La Cour suprême américaine examine les pouvoirs présidentiels sur la Réserve fédérale
Washington – L’indépendance de la Réserve fédérale américaine, pilier de la stabilité économique depuis plus d’un siècle, est au cœur d’une bataille juridique devant la Cour suprême. L’affaire, examinée ce jour, porte sur l’interprétation de l’expression « pour cause » dans la loi de 1913 qui régit la Fed, et pourrait potentiellement ouvrir la voie à une influence politique accrue sur la politique monétaire.
L’enjeu est de savoir si un président peut destituer un membre du conseil d’administration de la Fed pour des raisons qui ne relèvent pas d’une faute professionnelle avérée. Jusqu’à présent, aucun président n’a jamais exercé ce pouvoir, laissant une zone grise juridique que l’administration Trump cherche à éclaircir.

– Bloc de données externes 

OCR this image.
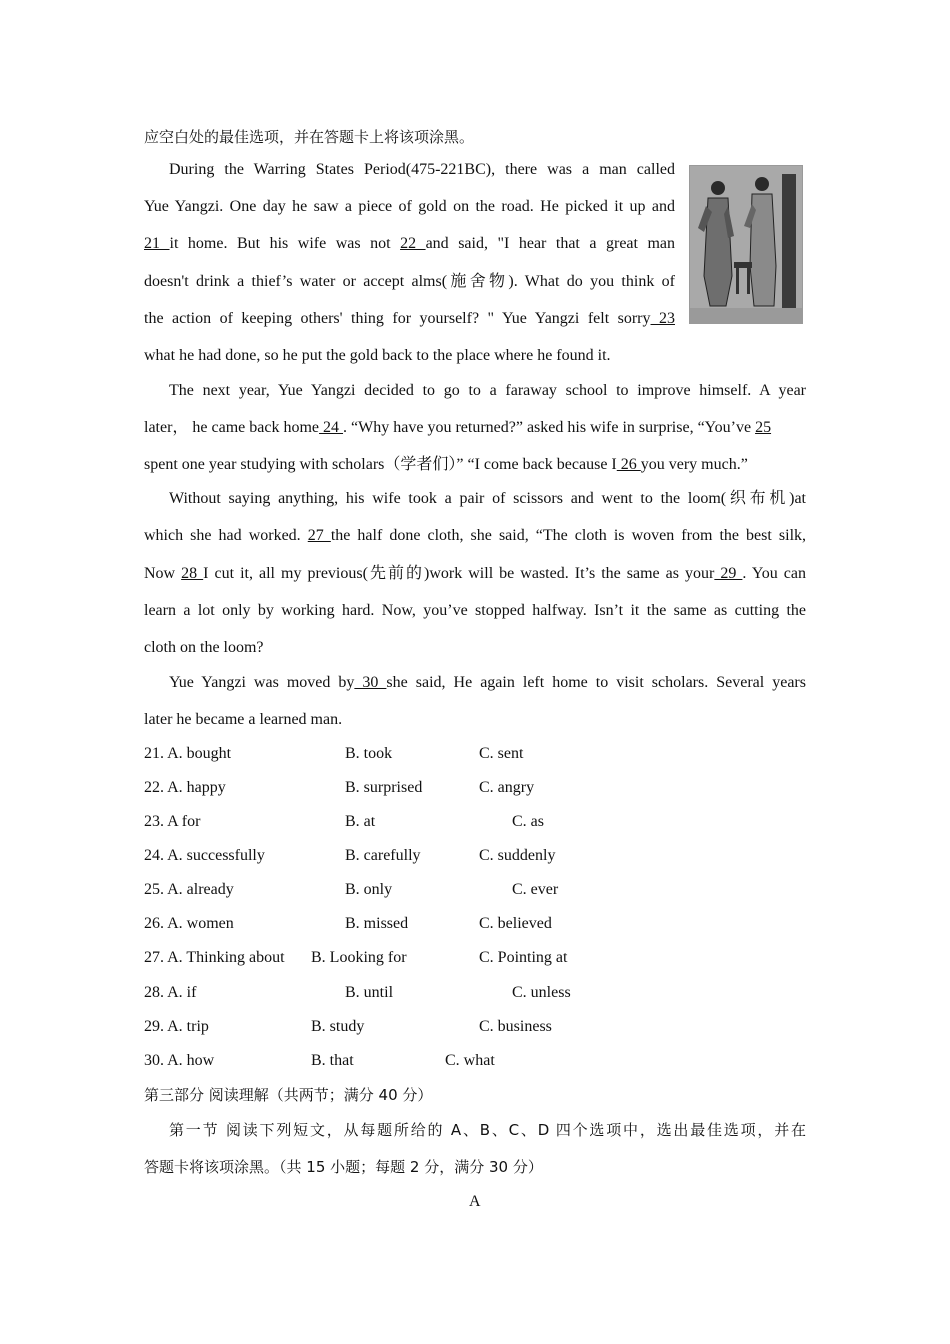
应空白处的最佳选项，并在答题卡上将该项涂黑。
During the Warring States Period(475-221BC), there was a man called
Yue Yangzi. One day he saw a piece of gold on the road. He picked it up and
21 it home. But his wife was not 22 and said, "I hear that a great man
doesn't drink a thief’s water or accept alms(施舍物). What do you think of
the action of keeping others' thing for yourself? " Yue Yangzi felt sorry 23
what he had done, so he put the gold back to the place where he found it.
The next year, Yue Yangzi decided to go to a faraway school to improve himself. A year
later， he came back home 24 . “Why have you returned?” asked his wife in surprise, “You’ve 25
spent one year studying with scholars（学者们）” “I come back because I 26 you very much.”
Without saying anything, his wife took a pair of scissors and went to the loom(织布机)at
which she had worked. 27 the half done cloth, she said, “The cloth is woven from the best silk,
Now 28 I cut it, all my previous(先前的)work will be wasted. It’s the same as your 29 . You can
learn a lot only by working hard. Now, you’ve stopped halfway. Isn’t it the same as cutting the
cloth on the loom?
Yue Yangzi was moved by 30 she said, He again left home to visit scholars. Several years
later he became a learned man.
21. A. bought	B. took	C. sent
22. A. happy	B. surprised	C. angry
23. A for	B. at	C. as
24. A. successfully	B. carefully	C. suddenly
25. A. already	B. only	C. ever
26. A. women	B. missed	C. believed
27. A. Thinking about B. Looking for	C. Pointing at
28. A. if	B. until	C. unless
29. A. trip	B. study	C. business
30. A. how	B. that	C. what
第三部分 阅读理解（共两节；满分 40 分）
第一节 阅读下列短文，从每题所给的 A、B、C、D 四个选项中，选出最佳选项，并在
答题卡将该项涂黑。（共 15 小题；每题 2 分，满分 30 分）
A
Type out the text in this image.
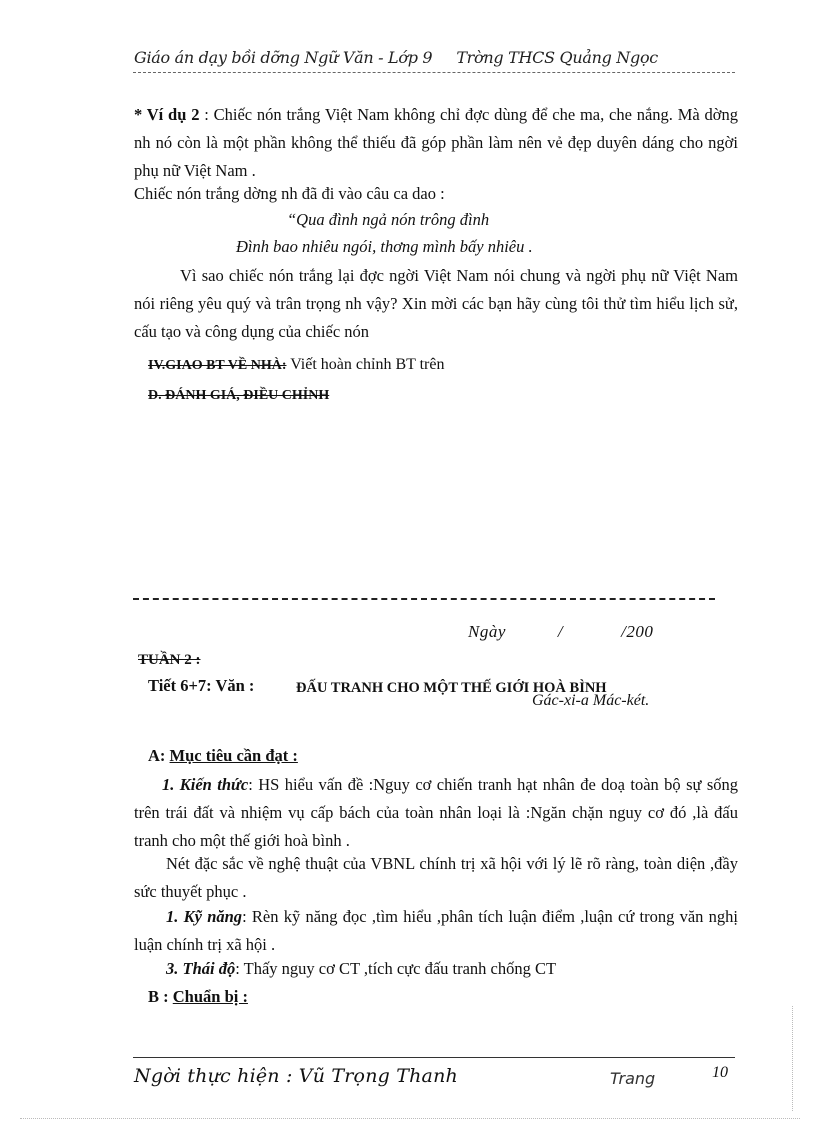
Giáo án dạy bồi dỡng Ngữ Văn - Lớp 9 Trờng THCS Quảng Ngọc
* Ví dụ 2 : Chiếc nón trắng Việt Nam không chỉ đợc dùng để che ma, che nắng. Mà dờng nh nó còn là một phần không thể thiếu đã góp phần làm nên vẻ đẹp duyên dáng cho ngời phụ nữ Việt Nam .
Chiếc nón trắng dờng nh đã đi vào câu ca dao :
“Qua đình ngả nón trông đình
Đình bao nhiêu ngói, thơng mình bấy nhiêu .
Vì sao chiếc nón trắng lại đợc ngời Việt Nam nói chung và ngời phụ nữ Việt Nam nói riêng yêu quý và trân trọng nh vậy? Xin mời các bạn hãy cùng tôi thử tìm hiểu lịch sử, cấu tạo và công dụng của chiếc nón
IV.GIAO BT VỀ NHÀ: Viết hoàn chỉnh BT trên
D. ĐÁNH GIÁ, ĐIỀU CHỈNH
Ngày	/	/200
TUẦN 2 :
Tiết 6+7: Văn :	ĐẤU TRANH CHO MỘT THẾ GIỚI HOÀ BÌNH
Gác-xi-a Mác-két.
A: Mục tiêu cần đạt :
1. Kiến thức: HS hiểu vấn đề :Nguy cơ chiến tranh hạt nhân đe doạ toàn bộ sự sống trên trái đất và nhiệm vụ cấp bách của toàn nhân loại là :Ngăn chặn nguy cơ đó ,là đấu tranh cho một thế giới hoà bình .
Nét đặc sắc về nghệ thuật của VBNL chính trị xã hội với lý lẽ rõ ràng, toàn diện ,đầy sức thuyết phục .
1. Kỹ năng: Rèn kỹ năng đọc ,tìm hiểu ,phân tích luận điểm ,luận cứ trong văn nghị luận chính trị xã hội .
3. Thái độ: Thấy nguy cơ CT ,tích cực đấu tranh chống CT
B : Chuẩn bị :
Ngời thực hiện : Vũ Trọng Thanh	Trang	10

L’affaire a été déclenchée par la tentative de l’ancien président Donald Trump de limoger Lisa Cook, une gouverneure de la Fed nommée par le président Biden. Trump, qui a régulièrement critiqué la Fed et son président Jerome Powell pour leur politique de hausse des taux d’intérêt, a publiquement demandé à Powell de « baisser les taux d’intérêt, de manière significative !!! » sur son réseau social Truth Social.
La Maison Blanche, sous Trump, a accusé Cook de fraude hypothécaire, des allégations portées par Bill Pulte, un responsable nommé par Trump à l’Agence fédérale de financement de l’habitat. Cook a nié ces accusations et a refusé de démissionner. Une juge de district a bloqué la tentative de destitution, permettant à Cook de rester en poste pendant la procédure judiciaire.
La Cour suprême doit maintenant déterminer si le président a le droit de suspendre un gouverneur de la Fed pendant qu’une enquête est en cours, et plus fondamentalement, quelle définition donner à l’expression « pour cause ».
« La Cour doit nous dire à quoi ressemble une faute justifiant le renvoi d’un membre du conseil d’administration de la Réserve fédérale », explique Lev Menand, un spécialiste du droit économique à la Columbia Law School, ancien fonctionnaire du Trésor américain. « Mais cela ne peut pas être simplement ce que le président décide. »
L’affaire dépasse largement le cas spécifique de Lisa Cook. Elle soulève des questions fondamentales sur l’autonomie de la Fed, une institution conçue pour être indépendante des pressions politiques afin de prendre des décisions de politique monétaire basées sur des données économiques et non sur des considérations partisanes.
Jerome Powell lui-même a exprimé ses inquiétudes face à l’enquête du Département de la Justice à son encontre, la qualifiant d’attaque contre la capacité de la banque centrale à fixer les taux d’intérêt en fonction de l’économie et non de pressions politiques. Il a partagé une vidéo sur le site web de la Fed expliquant sa position.
Intégration potentielle d’une vidéo YouTube de Jerome Powell expliquant sa position
Les marchés parient actuellement sur une faible probabilité de la destitution de Cook. Les plateformes de prédiction Kalshi et Polymarket estiment les chances de son départ à moins de 10% pour les prochains mois.
Image du sondage Kalshi sur la destitution de Lisa Cook
Malgré cette affaire, la Fed poursuit ses activités habituelles. Les marchés financiers anticipent que la banque centrale maintiendra ses taux d’intérêt inchangés lors de sa prochaine réunion le 28 janvier.
L’issue de cette affaire pourrait avoir des répercussions importantes sur les attentes en matière de politique monétaire et sur les rendements des bons du Trésor. Au-delà de l’économie, elle met en lumière la complexité croissante des relations entre la politique, le droit et la politique monétaire, et soulève des questions sur l’intégrité du système financier américain.
Cette affaire, bien plus qu’un simple litige concernant un poste au sein de la Fed, est un test pour l’indépendance de la banque centrale et, par extension, pour la stabilité de l’économie américaine.